Looking into 2019, companies on a global, regional and city level feel that the economy will be worse compared to last year, though expectations for their own industry and company remain relatively the same; according to the latest advertising spending projections survey conducted by Nielsen in collaboration with Hong Kong Advertisers Association.
Major fears include Hong Kong and China economic downturn, fierce competition, difficulty in talent retention, as well as the brooding conflict between US and China. Hope, meanwhile, lies in the Greater Bay Area development, the Express Railway link out of Hong Kong and with it the growing number of mainland tourists, increasing government support, as well as Hong Kong's potential in becoming a smart and sports-oriented city. As such, it's not surprising that the top four industries that are expected to see upward trajectories are all tourism-related, followed by FMCG and then banking, finance and property.
The ad spending forecast for 2019 on online is 50%, compared to 45% on online last year's forecast. Total budget, however, will remain relatively the same as 2018.
Given as many as 57% of the respondents may reduce offline ad budget, source of the online ad budget, is expected to come from print and TV to anticipated online channels such as video, display and mobile ads as well as paid search.

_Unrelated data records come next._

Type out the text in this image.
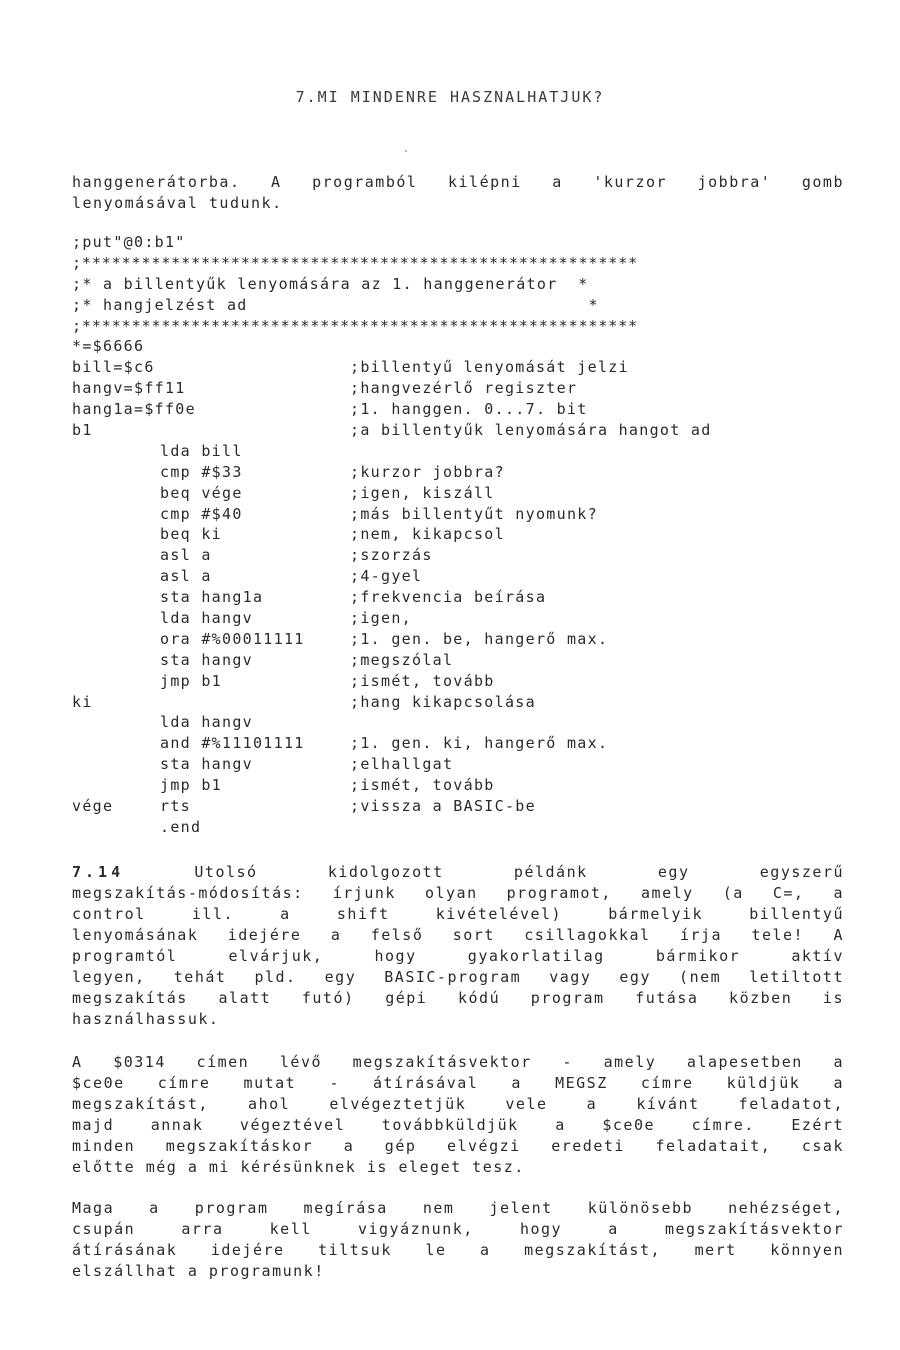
7.MI MINDENRE HASZNALHATJUK?
hanggenerátorba. A programból kilépni a 'kurzor jobbra' gomb
lenyomásával tudunk.
;put"@0:b1"
;********************************************************
;* a billentyűk lenyomására az 1. hanggenerátor  *
;* hangjelzést ad                                 *
;********************************************************
*=$6666
bill=$c6	;billentyű lenyomását jelzi
hangv=$ff11	;hangvezérlő regiszter
hang1a=$ff0e	;1. hanggen. 0...7. bit
b1	;a billentyűk lenyomására hangot ad
lda bill
cmp #$33	;kurzor jobbra?
beq vége	;igen, kiszáll
cmp #$40	;más billentyűt nyomunk?
beq ki	;nem, kikapcsol
asl a	;szorzás
asl a	;4-gyel
sta hang1a	;frekvencia beírása
lda hangv	;igen,
ora #%00011111	;1. gen. be, hangerő max.
sta hangv	;megszólal
jmp b1	;ismét, tovább
ki	;hang kikapcsolása
lda hangv
and #%11101111	;1. gen. ki, hangerő max.
sta hangv	;elhallgat
jmp b1	;ismét, tovább
vége	rts	;vissza a BASIC-be
.end
7.14	Utolsó kidolgozott példánk egy egyszerű
megszakítás-módosítás: írjunk olyan programot, amely (a C=, a
control ill. a shift kivételével) bármelyik billentyű
lenyomásának idejére a felső sort csillagokkal írja tele! A
programtól elvárjuk, hogy gyakorlatilag bármikor aktív
legyen, tehát pld. egy BASIC-program vagy egy (nem letiltott
megszakítás alatt futó) gépi kódú program futása közben is
használhassuk.
A $0314 címen lévő megszakításvektor - amely alapesetben a
$ce0e címre mutat - átírásával a MEGSZ címre küldjük a
megszakítást, ahol elvégeztetjük vele a kívánt feladatot,
majd annak végeztével továbbküldjük a $ce0e címre. Ezért
minden megszakításkor a gép elvégzi eredeti feladatait, csak
előtte még a mi kérésünknek is eleget tesz.
Maga a program megírása nem jelent különösebb nehézséget,
csupán arra kell vigyáznunk, hogy a megszakításvektor
átírásának idejére tiltsuk le a megszakítást, mert könnyen
elszállhat a programunk!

Adoption rate of programmatic advertising is on the rise as 76% of respondents are already using and will be using it, of which 14% of them said they'll start using programmatic advertising, while 32% said they'll increase usage and 30% were already using it.
Marketers also indicate that mobile marketing and online video will be their core focus in the next three years, followed by social media ads and OTT/Mobile TV.
The survey was conducted by The Nielsen Company in collaboration with the Hong Kong Advertisers Association between December 2018 to February 2019.